Fig. 7. A. Relação entre o fluxo sanguíneo uterino (FUB) e as contrações uterinas durante o parto espontâneo de um macaco rhesus. Note a relação inversa da imagem, diminuições nítidas na UBF no início das contracções e recuperação mais lenta da UBF dos níveis basais. A UBF recuperou os níveis basais apenas durante o tônus “normal”. B. Efeito do aumento da freqüência das contrações na UBF produzida pela estimulação da oxitocina do trabalho de parto espontâneo mostrado em A. Note que a duração das fases do tônus normal é diminuída. A taxa UBF obtida entre as contrações depende da intensidade da contração anterior e da duração da fase do tônus normal. Após as contrações 7 e 12, a recuperação do fluxo foi incompleta porque a contração seguinte ocorreu sem uma fase de tônus normal (De Greiss FC, Jr, Anderson SG: Clin Obstet Gynecol 11:96, 1968). Cortesia de Harper & Row, Publishers.)
Local Anesthetic Agents
Estas drogas podem exercer efeitos em um leito vascular diretamente, como após a injeção intravascular inadvertida, e indiretamente, como resultado da paralisia de nervos autonômicos que mantêm o tônus vascular normal. Na maioria dos órgãos, as injeções intravasculares não têm efeitos significativos sobre a resistência vascular. No entanto, as vasculaturas uterina e placentária respondem a tais estímulos com vasoconstrição significativa. Além disso, o miométrio é estimulado de forma variável por tais drogas (Fig. 8). Sozinhas ou juntas, estas respostas diminuem a FBP. Após o bloqueio paracervical anestésico administrado durante o parto, pode ocorrer uma bradicardia fetal retardada. A melhor hipótese para explicar a resposta fetal é que agentes anestésicos locais são injetados perto das artérias uterinas e que, devido à sua excelente penetração, atravessam as paredes arteriais para causar seus efeitos uterinos diminuindo a FBP e causando hipóxia fetal.

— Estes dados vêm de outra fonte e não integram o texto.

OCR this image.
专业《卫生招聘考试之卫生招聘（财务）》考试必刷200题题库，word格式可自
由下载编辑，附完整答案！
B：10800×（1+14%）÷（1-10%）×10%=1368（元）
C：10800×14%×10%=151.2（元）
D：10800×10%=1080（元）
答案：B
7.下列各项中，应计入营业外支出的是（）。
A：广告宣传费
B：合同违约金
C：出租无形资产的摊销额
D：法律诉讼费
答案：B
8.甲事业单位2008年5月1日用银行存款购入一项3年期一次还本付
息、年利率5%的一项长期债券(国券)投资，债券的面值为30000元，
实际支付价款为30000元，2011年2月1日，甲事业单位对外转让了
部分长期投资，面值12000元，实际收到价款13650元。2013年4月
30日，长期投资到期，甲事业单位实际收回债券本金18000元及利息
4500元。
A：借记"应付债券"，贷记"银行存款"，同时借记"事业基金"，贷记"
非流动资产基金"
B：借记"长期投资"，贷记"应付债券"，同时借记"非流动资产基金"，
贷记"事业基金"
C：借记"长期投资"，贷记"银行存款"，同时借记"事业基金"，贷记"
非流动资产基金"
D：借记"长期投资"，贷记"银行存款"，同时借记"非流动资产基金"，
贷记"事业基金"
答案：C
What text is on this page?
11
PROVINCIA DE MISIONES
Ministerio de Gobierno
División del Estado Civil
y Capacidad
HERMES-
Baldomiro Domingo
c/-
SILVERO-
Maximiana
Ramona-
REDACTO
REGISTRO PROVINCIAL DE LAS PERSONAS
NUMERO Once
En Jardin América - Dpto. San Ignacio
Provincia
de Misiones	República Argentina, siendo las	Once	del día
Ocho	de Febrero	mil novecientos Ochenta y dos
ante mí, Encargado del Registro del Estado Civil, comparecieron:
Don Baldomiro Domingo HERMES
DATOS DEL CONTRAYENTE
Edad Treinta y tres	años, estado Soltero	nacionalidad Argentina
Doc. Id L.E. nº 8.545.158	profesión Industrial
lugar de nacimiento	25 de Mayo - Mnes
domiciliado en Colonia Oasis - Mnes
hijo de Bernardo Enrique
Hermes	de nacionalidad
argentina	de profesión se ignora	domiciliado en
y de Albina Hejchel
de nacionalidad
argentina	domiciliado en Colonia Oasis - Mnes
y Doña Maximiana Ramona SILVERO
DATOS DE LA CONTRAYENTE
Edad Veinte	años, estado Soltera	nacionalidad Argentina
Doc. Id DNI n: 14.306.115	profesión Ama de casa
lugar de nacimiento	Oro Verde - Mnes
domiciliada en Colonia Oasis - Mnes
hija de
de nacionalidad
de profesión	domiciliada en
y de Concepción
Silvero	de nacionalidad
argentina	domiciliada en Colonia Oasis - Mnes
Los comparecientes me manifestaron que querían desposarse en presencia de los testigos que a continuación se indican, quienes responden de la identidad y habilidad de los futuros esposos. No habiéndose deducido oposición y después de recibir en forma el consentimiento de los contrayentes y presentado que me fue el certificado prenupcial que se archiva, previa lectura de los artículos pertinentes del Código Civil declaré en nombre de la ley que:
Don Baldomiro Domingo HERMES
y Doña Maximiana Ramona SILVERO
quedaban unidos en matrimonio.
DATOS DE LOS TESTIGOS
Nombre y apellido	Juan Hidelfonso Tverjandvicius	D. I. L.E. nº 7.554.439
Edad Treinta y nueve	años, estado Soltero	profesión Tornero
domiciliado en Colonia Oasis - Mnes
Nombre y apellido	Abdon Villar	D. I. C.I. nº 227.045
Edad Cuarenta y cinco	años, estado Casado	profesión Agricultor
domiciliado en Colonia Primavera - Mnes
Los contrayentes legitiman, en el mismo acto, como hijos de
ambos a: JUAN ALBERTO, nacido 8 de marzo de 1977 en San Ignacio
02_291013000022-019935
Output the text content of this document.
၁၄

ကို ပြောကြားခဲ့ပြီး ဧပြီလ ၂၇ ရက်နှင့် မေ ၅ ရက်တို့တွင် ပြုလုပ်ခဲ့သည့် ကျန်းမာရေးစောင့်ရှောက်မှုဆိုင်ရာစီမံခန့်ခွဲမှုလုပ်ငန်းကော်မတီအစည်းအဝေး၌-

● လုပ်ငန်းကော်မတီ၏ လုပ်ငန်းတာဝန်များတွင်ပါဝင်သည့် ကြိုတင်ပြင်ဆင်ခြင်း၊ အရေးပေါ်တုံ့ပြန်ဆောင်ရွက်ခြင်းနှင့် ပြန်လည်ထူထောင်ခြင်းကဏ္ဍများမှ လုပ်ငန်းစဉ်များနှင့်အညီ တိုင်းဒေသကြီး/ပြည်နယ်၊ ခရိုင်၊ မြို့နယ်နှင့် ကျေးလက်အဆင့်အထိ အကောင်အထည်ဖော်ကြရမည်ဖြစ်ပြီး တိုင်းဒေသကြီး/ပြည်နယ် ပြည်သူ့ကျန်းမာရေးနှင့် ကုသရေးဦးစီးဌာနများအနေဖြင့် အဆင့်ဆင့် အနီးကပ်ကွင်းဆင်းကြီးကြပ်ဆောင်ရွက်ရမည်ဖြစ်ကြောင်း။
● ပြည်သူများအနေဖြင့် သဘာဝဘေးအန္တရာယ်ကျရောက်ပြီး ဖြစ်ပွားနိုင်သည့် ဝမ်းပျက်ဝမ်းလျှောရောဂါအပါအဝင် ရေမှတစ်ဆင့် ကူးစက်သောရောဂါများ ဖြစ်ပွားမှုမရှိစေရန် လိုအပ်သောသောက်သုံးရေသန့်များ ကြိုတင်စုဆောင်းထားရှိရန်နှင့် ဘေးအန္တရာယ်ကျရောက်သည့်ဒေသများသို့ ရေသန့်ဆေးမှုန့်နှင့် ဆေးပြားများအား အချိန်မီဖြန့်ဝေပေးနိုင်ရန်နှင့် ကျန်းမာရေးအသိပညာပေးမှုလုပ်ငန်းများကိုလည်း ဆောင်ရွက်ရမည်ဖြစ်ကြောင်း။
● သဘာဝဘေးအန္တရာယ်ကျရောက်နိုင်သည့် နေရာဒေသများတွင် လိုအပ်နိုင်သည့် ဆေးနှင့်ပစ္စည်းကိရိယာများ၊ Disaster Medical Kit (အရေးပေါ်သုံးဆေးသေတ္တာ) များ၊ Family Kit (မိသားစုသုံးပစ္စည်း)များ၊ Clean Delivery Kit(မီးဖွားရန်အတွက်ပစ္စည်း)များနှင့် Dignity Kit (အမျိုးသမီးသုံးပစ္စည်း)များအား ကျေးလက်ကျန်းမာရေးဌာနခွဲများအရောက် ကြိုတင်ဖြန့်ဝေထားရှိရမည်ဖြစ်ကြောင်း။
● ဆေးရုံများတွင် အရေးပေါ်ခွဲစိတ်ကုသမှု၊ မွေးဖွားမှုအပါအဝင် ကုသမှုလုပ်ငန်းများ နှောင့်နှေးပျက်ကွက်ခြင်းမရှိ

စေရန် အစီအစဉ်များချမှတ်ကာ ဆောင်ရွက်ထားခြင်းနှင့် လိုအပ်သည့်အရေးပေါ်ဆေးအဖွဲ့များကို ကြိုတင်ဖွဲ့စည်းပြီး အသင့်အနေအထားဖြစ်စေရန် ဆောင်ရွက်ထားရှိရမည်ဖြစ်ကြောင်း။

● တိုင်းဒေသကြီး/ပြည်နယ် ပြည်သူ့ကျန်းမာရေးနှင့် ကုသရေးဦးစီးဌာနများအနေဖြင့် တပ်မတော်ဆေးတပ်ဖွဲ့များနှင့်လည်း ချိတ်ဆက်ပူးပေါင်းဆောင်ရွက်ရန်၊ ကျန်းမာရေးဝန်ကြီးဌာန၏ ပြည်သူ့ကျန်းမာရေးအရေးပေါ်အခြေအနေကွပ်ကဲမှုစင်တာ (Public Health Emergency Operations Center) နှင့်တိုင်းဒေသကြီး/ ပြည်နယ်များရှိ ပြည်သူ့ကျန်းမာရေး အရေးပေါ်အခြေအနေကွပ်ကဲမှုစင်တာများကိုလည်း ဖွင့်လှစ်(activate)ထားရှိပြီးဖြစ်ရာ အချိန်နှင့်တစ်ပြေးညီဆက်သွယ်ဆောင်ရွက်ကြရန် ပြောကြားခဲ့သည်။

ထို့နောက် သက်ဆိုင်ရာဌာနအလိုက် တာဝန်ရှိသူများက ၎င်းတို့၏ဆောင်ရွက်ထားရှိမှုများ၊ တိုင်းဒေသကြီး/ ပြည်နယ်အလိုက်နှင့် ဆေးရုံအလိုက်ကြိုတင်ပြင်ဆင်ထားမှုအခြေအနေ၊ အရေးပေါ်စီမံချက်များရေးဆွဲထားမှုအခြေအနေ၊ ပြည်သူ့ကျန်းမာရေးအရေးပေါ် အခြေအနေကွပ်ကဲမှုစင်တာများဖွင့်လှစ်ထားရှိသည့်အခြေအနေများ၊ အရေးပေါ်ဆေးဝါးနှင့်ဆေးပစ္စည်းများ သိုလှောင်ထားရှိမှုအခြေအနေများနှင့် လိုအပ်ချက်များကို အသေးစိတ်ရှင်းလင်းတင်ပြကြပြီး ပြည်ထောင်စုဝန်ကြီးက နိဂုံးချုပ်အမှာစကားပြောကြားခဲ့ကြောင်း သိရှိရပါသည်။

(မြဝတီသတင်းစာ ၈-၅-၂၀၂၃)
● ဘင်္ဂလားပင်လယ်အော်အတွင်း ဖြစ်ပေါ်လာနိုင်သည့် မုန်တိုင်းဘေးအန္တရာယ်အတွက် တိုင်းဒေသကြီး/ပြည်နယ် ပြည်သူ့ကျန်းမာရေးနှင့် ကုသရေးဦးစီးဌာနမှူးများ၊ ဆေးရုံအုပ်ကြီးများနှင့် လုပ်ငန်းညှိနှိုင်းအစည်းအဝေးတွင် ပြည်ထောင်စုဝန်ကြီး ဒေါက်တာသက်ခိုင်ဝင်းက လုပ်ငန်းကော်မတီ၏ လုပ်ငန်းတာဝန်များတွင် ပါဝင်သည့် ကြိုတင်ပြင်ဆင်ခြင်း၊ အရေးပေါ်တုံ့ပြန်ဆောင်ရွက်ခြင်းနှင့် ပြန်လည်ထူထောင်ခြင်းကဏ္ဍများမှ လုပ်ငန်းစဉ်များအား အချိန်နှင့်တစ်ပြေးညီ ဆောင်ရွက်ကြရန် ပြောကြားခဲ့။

Fig. 8. Relações dose-resposta dos agentes anestésicos locais administrados diretamente na artéria uterina à condutância vascular uterina e à pressão intra-uterina durante a gestação dos ovinos. Os níveis de dose efetiva estão dentro das faixas observadas nos fetos durante bradicardia após bloqueio paracervical anestésico.(From Fishburne JI, Jr et al: Responses of the gravid uterine vasculature to arterial levels of local anesthetic agents. Am J Obstet Gynecol 133:753, 1979. Cortesia de The C. V. Mosby Company.)